As the sequence fragments accumulate, efforts will be made to synthesize the fragments into larger images of contiguous regions of the mass–storage device, and these synthesized fragments must also be represented in the database. If multiple inferences are consistent with the present data, all of the consistent possibilities must be represented in the database to serve as the basis for further reasoning when more data becomes available. As even larger regions are synthesized, the entire
cascade of premisses, procedures, and logical dependencies must be stored, so that a “logical roll–back†can occur if some new observation renders an earlier premise doubtful. Since all of the data are obtained experimentally, each observation and deduction will have some error term associated with it. The deductive procedures must use these errors to assign probabilities to the various deductive outcomes obtained and stored in the database. Thousands of researchers from independent laboratories will be using the system and contributing data. Each will have a notion of proper error definition and of the rules by which the errors should be combined to provide reliability estimates for the composite sequences. Therefore, the database must be capable of supporting probabilistic views and of returning multiple answers, each with its own associated conditional probabilities, to any query. The involvement of many independent researchers, each employing slightly different experimental procedures and concepts, will also result in extensive nomenclatural synonymy and homonymy. The database must take these nomenclatural difficulties into account and should be able to present users with views consistent with their own preferred usage.
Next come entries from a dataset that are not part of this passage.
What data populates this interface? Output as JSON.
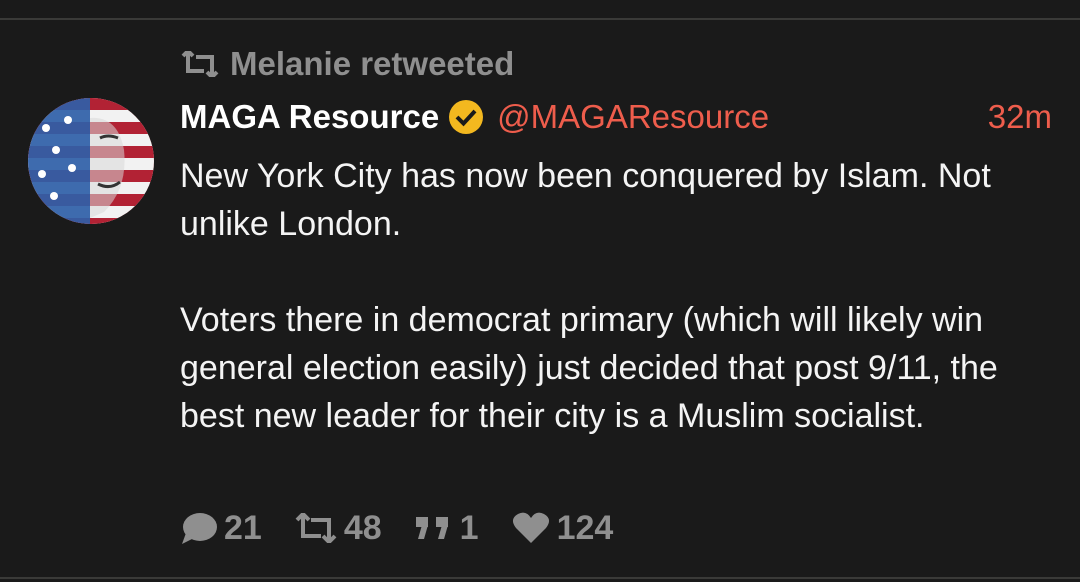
{
  "retweet": {
    "icon": "retweet-icon",
    "text": "Melanie retweeted"
  },
  "tweet": {
    "display_name": "MAGA Resource",
    "verified_icon": "verified-badge-icon",
    "handle": "@MAGAResource",
    "time": "32m",
    "paragraphs": [
      "New York City has now been conquered by Islam. Not unlike London.",
      "Voters there in democrat primary (which will likely win general election easily) just decided that post 9/11, the best new leader for their city is a Muslim socialist."
    ]
  },
  "actions": {
    "replies": {
      "icon": "reply-icon",
      "count": "21"
    },
    "retweets": {
      "icon": "retweet-icon",
      "count": "48"
    },
    "quotes": {
      "icon": "quote-icon",
      "count": "1"
    },
    "likes": {
      "icon": "heart-icon",
      "count": "124"
    }
  },
  "colors": {
    "background": "#1a1a1a",
    "accent": "#ee5d4c",
    "muted": "#8f8f8f",
    "verified": "#f3b81f"
  }
}
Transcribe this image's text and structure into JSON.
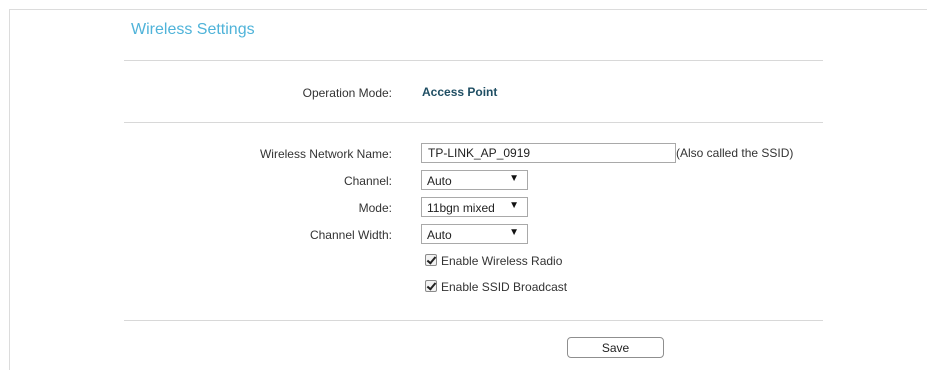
{
  "page": {
    "title": "Wireless Settings"
  },
  "operation_mode": {
    "label": "Operation Mode:",
    "value": "Access Point"
  },
  "form": {
    "network_name": {
      "label": "Wireless Network Name:",
      "value": "TP-LINK_AP_0919",
      "hint": "(Also called the SSID)"
    },
    "channel": {
      "label": "Channel:",
      "value": "Auto"
    },
    "mode": {
      "label": "Mode:",
      "value": "11bgn mixed"
    },
    "channel_width": {
      "label": "Channel Width:",
      "value": "Auto"
    },
    "enable_wireless_radio": {
      "label": "Enable Wireless Radio",
      "checked": true
    },
    "enable_ssid_broadcast": {
      "label": "Enable SSID Broadcast",
      "checked": true
    }
  },
  "actions": {
    "save_label": "Save"
  },
  "icons": {
    "dropdown": "chevron-down-icon",
    "checkbox": "checkmark-icon"
  },
  "colors": {
    "title": "#4fb3d9",
    "operation_mode_value": "#1f4e63",
    "divider": "#d8d8d8"
  }
}
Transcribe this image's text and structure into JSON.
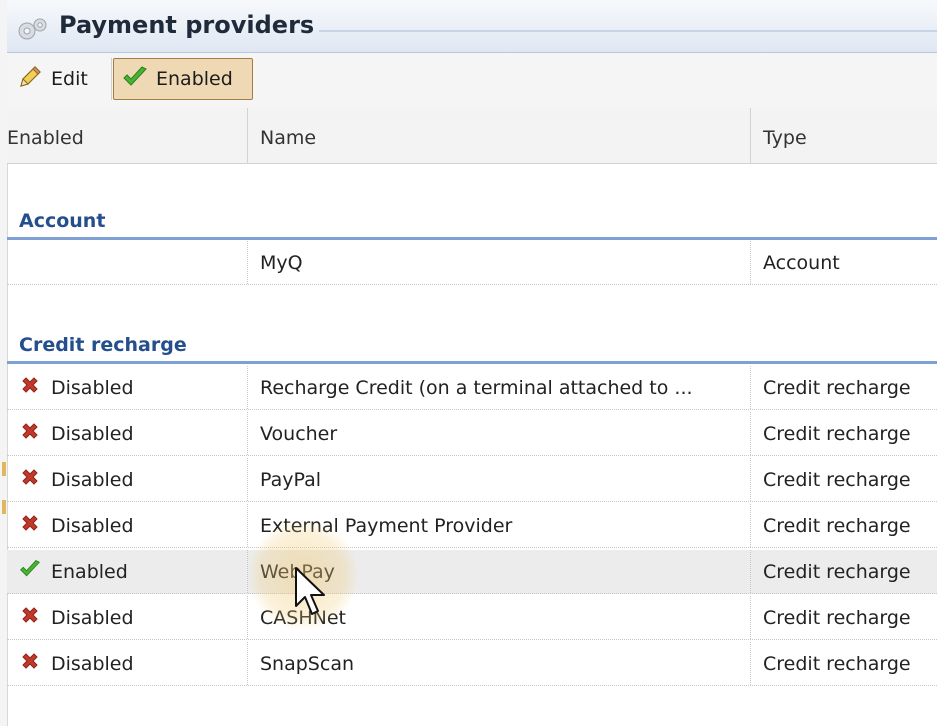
{
  "window": {
    "title": "Payment providers",
    "icon": "gear-icon"
  },
  "toolbar": {
    "edit_label": "Edit",
    "edit_icon": "pencil-icon",
    "enabled_label": "Enabled",
    "enabled_icon": "checkmark-icon",
    "enabled_active": true
  },
  "table": {
    "columns": [
      "Enabled",
      "Name",
      "Type"
    ],
    "groups": [
      {
        "label": "Account",
        "rows": [
          {
            "enabled": "",
            "status": "none",
            "name": "MyQ",
            "type": "Account"
          }
        ]
      },
      {
        "label": "Credit recharge",
        "rows": [
          {
            "enabled": "Disabled",
            "status": "disabled",
            "name": "Recharge Credit (on a terminal attached to ...",
            "type": "Credit recharge"
          },
          {
            "enabled": "Disabled",
            "status": "disabled",
            "name": "Voucher",
            "type": "Credit recharge"
          },
          {
            "enabled": "Disabled",
            "status": "disabled",
            "name": "PayPal",
            "type": "Credit recharge"
          },
          {
            "enabled": "Disabled",
            "status": "disabled",
            "name": "External Payment Provider",
            "type": "Credit recharge"
          },
          {
            "enabled": "Enabled",
            "status": "enabled",
            "name": "WebPay",
            "type": "Credit recharge",
            "selected": true
          },
          {
            "enabled": "Disabled",
            "status": "disabled",
            "name": "CASHNet",
            "type": "Credit recharge"
          },
          {
            "enabled": "Disabled",
            "status": "disabled",
            "name": "SnapScan",
            "type": "Credit recharge"
          }
        ]
      }
    ]
  },
  "colors": {
    "group_header_text": "#244f8c",
    "group_divider": "#7fa0d2",
    "disabled_icon": "#c0392b",
    "enabled_icon": "#3fae2a",
    "active_button_bg": "#efd9b4"
  }
}
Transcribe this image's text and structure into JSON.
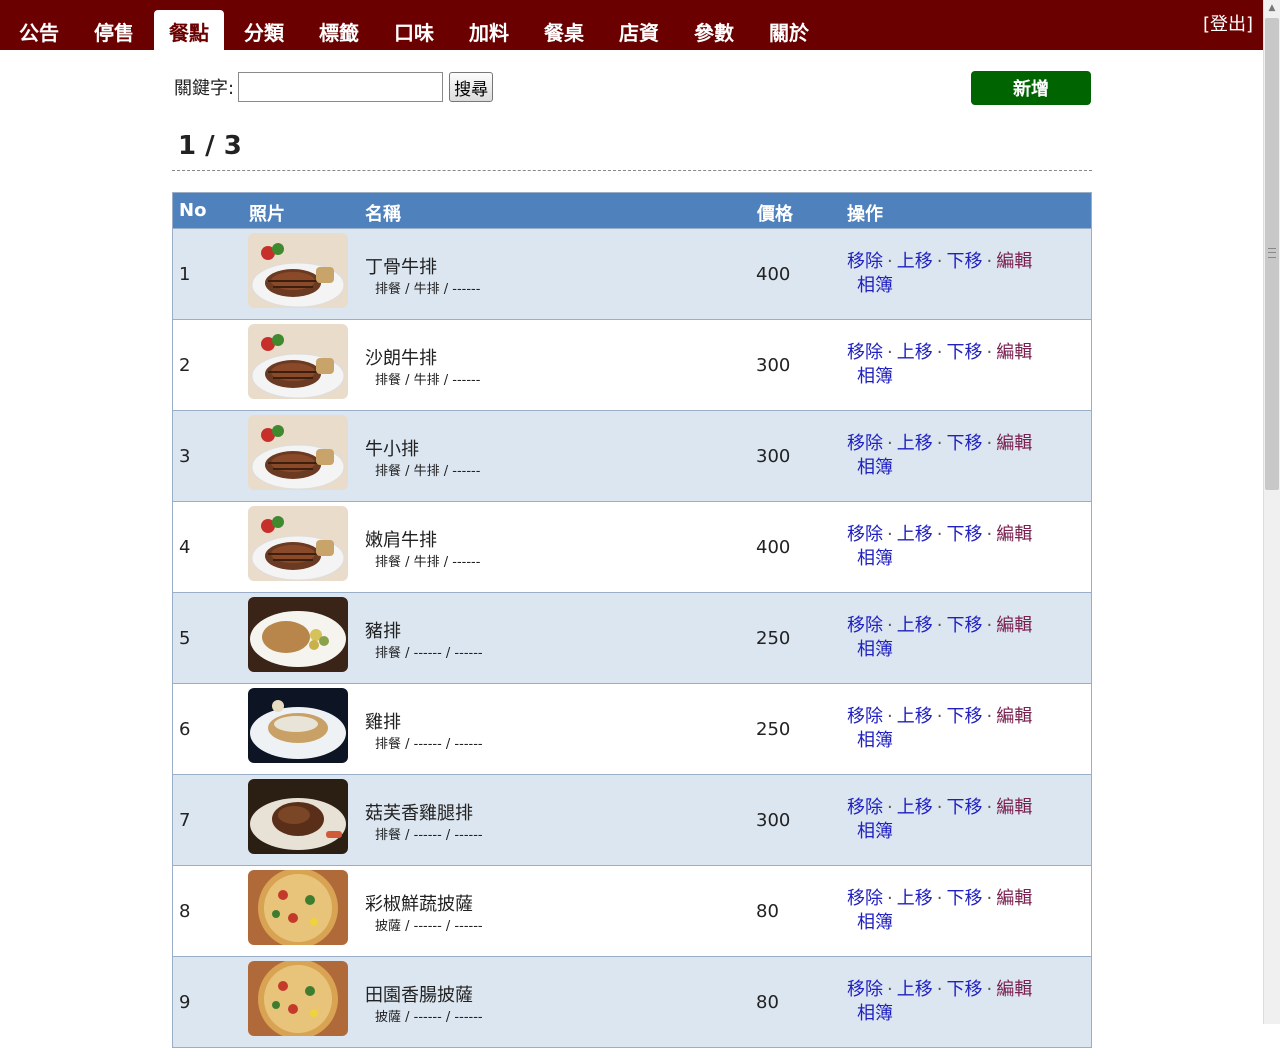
{
  "nav": {
    "tabs": [
      {
        "label": "公告",
        "active": false
      },
      {
        "label": "停售",
        "active": false
      },
      {
        "label": "餐點",
        "active": true
      },
      {
        "label": "分類",
        "active": false
      },
      {
        "label": "標籤",
        "active": false
      },
      {
        "label": "口味",
        "active": false
      },
      {
        "label": "加料",
        "active": false
      },
      {
        "label": "餐桌",
        "active": false
      },
      {
        "label": "店資",
        "active": false
      },
      {
        "label": "參數",
        "active": false
      },
      {
        "label": "關於",
        "active": false
      }
    ],
    "logout": "[登出]"
  },
  "search": {
    "label": "關鍵字:",
    "value": "",
    "button": "搜尋"
  },
  "add_button": "新增",
  "pagination": "1 / 3",
  "table": {
    "headers": {
      "no": "No",
      "photo": "照片",
      "name": "名稱",
      "price": "價格",
      "ops": "操作"
    },
    "actions": {
      "remove": "移除",
      "up": "上移",
      "down": "下移",
      "edit": "編輯",
      "album": "相簿"
    },
    "rows": [
      {
        "no": "1",
        "name": "丁骨牛排",
        "tags": "排餐 / 牛排 / ------",
        "price": "400",
        "photo": "steak-photo"
      },
      {
        "no": "2",
        "name": "沙朗牛排",
        "tags": "排餐 / 牛排 / ------",
        "price": "300",
        "photo": "steak-photo"
      },
      {
        "no": "3",
        "name": "牛小排",
        "tags": "排餐 / 牛排 / ------",
        "price": "300",
        "photo": "steak-photo"
      },
      {
        "no": "4",
        "name": "嫩肩牛排",
        "tags": "排餐 / 牛排 / ------",
        "price": "400",
        "photo": "steak-photo"
      },
      {
        "no": "5",
        "name": "豬排",
        "tags": "排餐 / ------ / ------",
        "price": "250",
        "photo": "pork-chop-photo"
      },
      {
        "no": "6",
        "name": "雞排",
        "tags": "排餐 / ------ / ------",
        "price": "250",
        "photo": "chicken-photo"
      },
      {
        "no": "7",
        "name": "菇芙香雞腿排",
        "tags": "排餐 / ------ / ------",
        "price": "300",
        "photo": "chicken-leg-photo"
      },
      {
        "no": "8",
        "name": "彩椒鮮蔬披薩",
        "tags": "披薩 / ------ / ------",
        "price": "80",
        "photo": "pizza-photo"
      },
      {
        "no": "9",
        "name": "田園香腸披薩",
        "tags": "披薩 / ------ / ------",
        "price": "80",
        "photo": "pizza-photo"
      }
    ]
  },
  "colors": {
    "topbar": "#6b0000",
    "header": "#4f81bd",
    "row_alt": "#dce6f1",
    "add_button": "#006400",
    "link": "#2020c0"
  }
}
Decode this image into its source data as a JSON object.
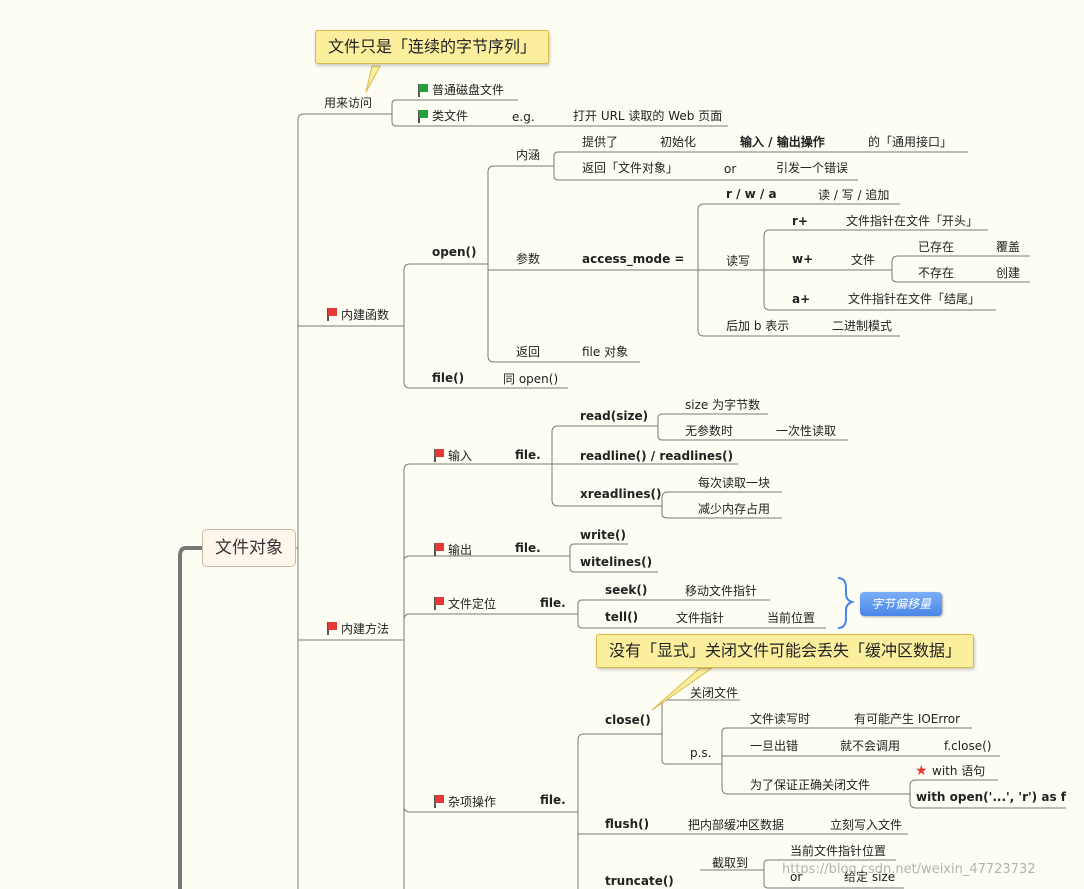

Reverse engineering the sequence is complicated by the fact that the resulting image of the mass–storage device will not be a file–by–file copy, but rather a streaming dump of the bytes in the order they occupied on the device and the files are known to be fragmented. In addition, some of the device is known to contain erased files or other garbage. Once the garbage has been recognized and discarded and the fragmented files reassembled, the reverse engineering of the codes must be undertaken with only a partial, and sometimes incorrect understanding of the CPU on which the codes run. In fact, deducing the structure and function of the CPU is part of the project, since some of the 3.3 billion gigabytes are known to be the binary specifications for the computer–assisted–manufacturing process that fabricates the CPU. In addition, one must also consider that the huge database also contains code generated from the result of literally millions of maintenance revisions performed by the worst possible set of kludge–using, spaghetti–coding, opportunistic hackers who delight in clever tricks like writing self–modifying code and relying upon undocumented system quirks.